The third article in our Innovation series, the over arching strategy to innovate based on price is one that can be a decision of brilliance or detriment. While price is always a barrier to entry for customers in the luxury marketplace, having reduced prices can drive sales forward and increase revenue.
As a business model, innovations on price are more than simply end of season discounting, and instead are more integral to the company’s identity and perceived brand. For the fashion industry, in particular, deviating in cost can be a tricky thing. In part, fashion has become a living, breathing evolution and what feels fresh and current one season does not maintain relevancy in the seasons after.
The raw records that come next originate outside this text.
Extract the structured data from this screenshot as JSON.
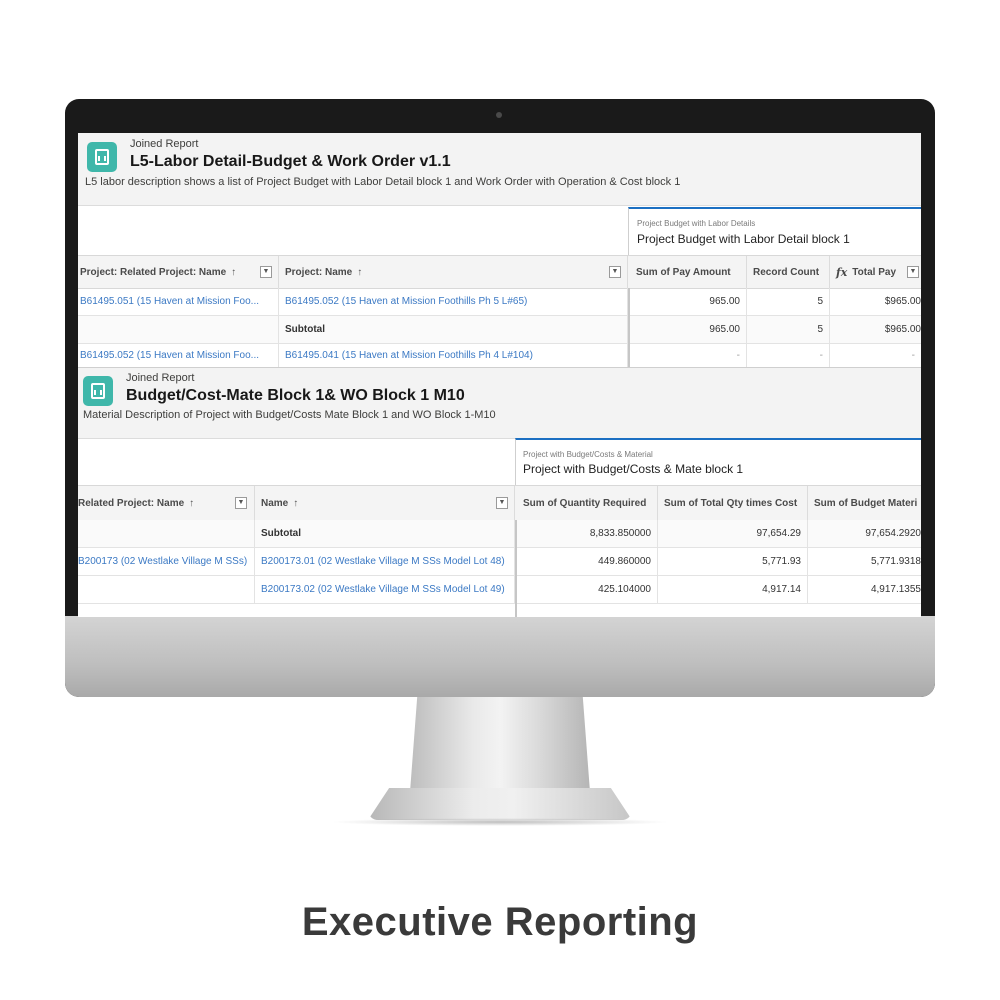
{
  "caption": "Executive Reporting",
  "report1": {
    "kind": "Joined Report",
    "title": "L5-Labor Detail-Budget & Work Order v1.1",
    "description": "L5 labor description shows a list of Project Budget with Labor Detail block 1 and Work Order with Operation & Cost block 1",
    "group_small": "Project Budget with Labor Details",
    "group_big": "Project Budget with Labor Detail block 1",
    "headers": [
      "Project: Related Project: Name",
      "Project: Name",
      "Sum of Pay Amount",
      "Record Count",
      "Total Pay"
    ],
    "sort_arrow": "↑",
    "fx_label": "fx",
    "dropdown": "▼",
    "rows": [
      {
        "col1": "B61495.051 (15 Haven at Mission Foo...",
        "col2": "B61495.052 (15 Haven at Mission Foothills Ph 5 L#65)",
        "pay": "965.00",
        "count": "5",
        "total": "$965.00"
      },
      {
        "col1": "",
        "col2": "Subtotal",
        "pay": "965.00",
        "count": "5",
        "total": "$965.00"
      },
      {
        "col1": "B61495.052 (15 Haven at Mission Foo...",
        "col2": "B61495.041 (15 Haven at Mission Foothills Ph 4 L#104)",
        "pay": "-",
        "count": "-",
        "total": "-"
      }
    ]
  },
  "report2": {
    "kind": "Joined Report",
    "title": "Budget/Cost-Mate Block 1& WO Block 1 M10",
    "description": "Material Description of Project with Budget/Costs Mate Block 1 and WO Block 1-M10",
    "group_small": "Project with Budget/Costs & Material",
    "group_big": "Project with Budget/Costs & Mate block 1",
    "headers": [
      "Related Project: Name",
      "Name",
      "Sum of Quantity Required",
      "Sum of Total Qty times Cost",
      "Sum of Budget Materi"
    ],
    "sort_arrow": "↑",
    "dropdown": "▼",
    "rows": [
      {
        "col1": "",
        "col2": "Subtotal",
        "qty": "8,833.850000",
        "cost": "97,654.29",
        "budget": "97,654.2920"
      },
      {
        "col1": "B200173 (02 Westlake Village M SSs)",
        "col2": "B200173.01 (02 Westlake Village M SSs Model Lot 48)",
        "qty": "449.860000",
        "cost": "5,771.93",
        "budget": "5,771.9318"
      },
      {
        "col1": "",
        "col2": "B200173.02 (02 Westlake Village M SSs Model Lot 49)",
        "qty": "425.104000",
        "cost": "4,917.14",
        "budget": "4,917.1355"
      }
    ]
  }
}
The dynamic nature of the industry lends itself to a constantly revolving door of what’s “in”, meaning that the shelf life of merchandise is somewhat limited. After all, no one wants to read yesterday’s newspaper. This is not to say that one cannot be fashionable wearing past season clothing, or that there is an expiration date on collections; this is more about one’s style than the business logistics of the fashion industry.
As a business, fashion houses need to reinvent on a seasonal basis in order to be profitable. Excess merchandise is usually sold at a discount, either by the brands themselves, retailers, outlet partners and/or newly established Flash sale sites. For the latter example, these are businesses that define themselves based on improving the pricing model. Take Gilt Groupe, Privalia or Ideeli as examples. They cater to a fashion-forward demographic who is used to spending at the total cost level for the designer or contemporary brands featured. At a minimum, the target demographic is exposed to these brands at full price and so understands the value in Flash sale. These businesses are totally straightforward in regards to pricing, not trying to hide the sale rack in the back of the store, so to speak. Rather, it represents their main value offering. These sites have been extremely successful in driving profit without exuding an outlet-discounting model or an out-of-style merchandise perception. They are raking in millions. Take Gilt Groupe, who reported $25 Million in revenue in 2008, $170 Million in revenue in 2009 and nearly $500 Million in revenue in 2010 (Wall Street Journal).
However, this commitment to price innovation should be executed delicately and with a strong regard for any established brand perception that may exist. Take, for example, Saks, a high-end department store with a reputation for extravagance and luxury. A hotspot destination for wealthy shoppers, Saks’ decision to offer deep discounting during the recession has severely tarnished their brand. By marking all the way down to 70% off, they introduced extreme reduced costing to a customer who was never a basement shopper. In doing so, Saks has inadvertently positioned itself in a strange middle ground; one where their previous customer has rebounded and again desires a luxury shopping experience, and their new customer seeking out price-based value feels more comfortable at Bloomingdale’s or Macy’s. Their decision to build out more Off 5th outlet centers supports this, and can prove to be a beneficial decision, but then what of their flagship and full priced stores? Luxury sales are expected to increase 10% this year (Bain & Company); however, the discerning luxury customer may no longer be a patron of Saks.
Innovations on pricing are often the scariest strategies for fashion and luxury brands, and for good reason. Be that as it may, the rewards can be great. Then again, so too are the risks.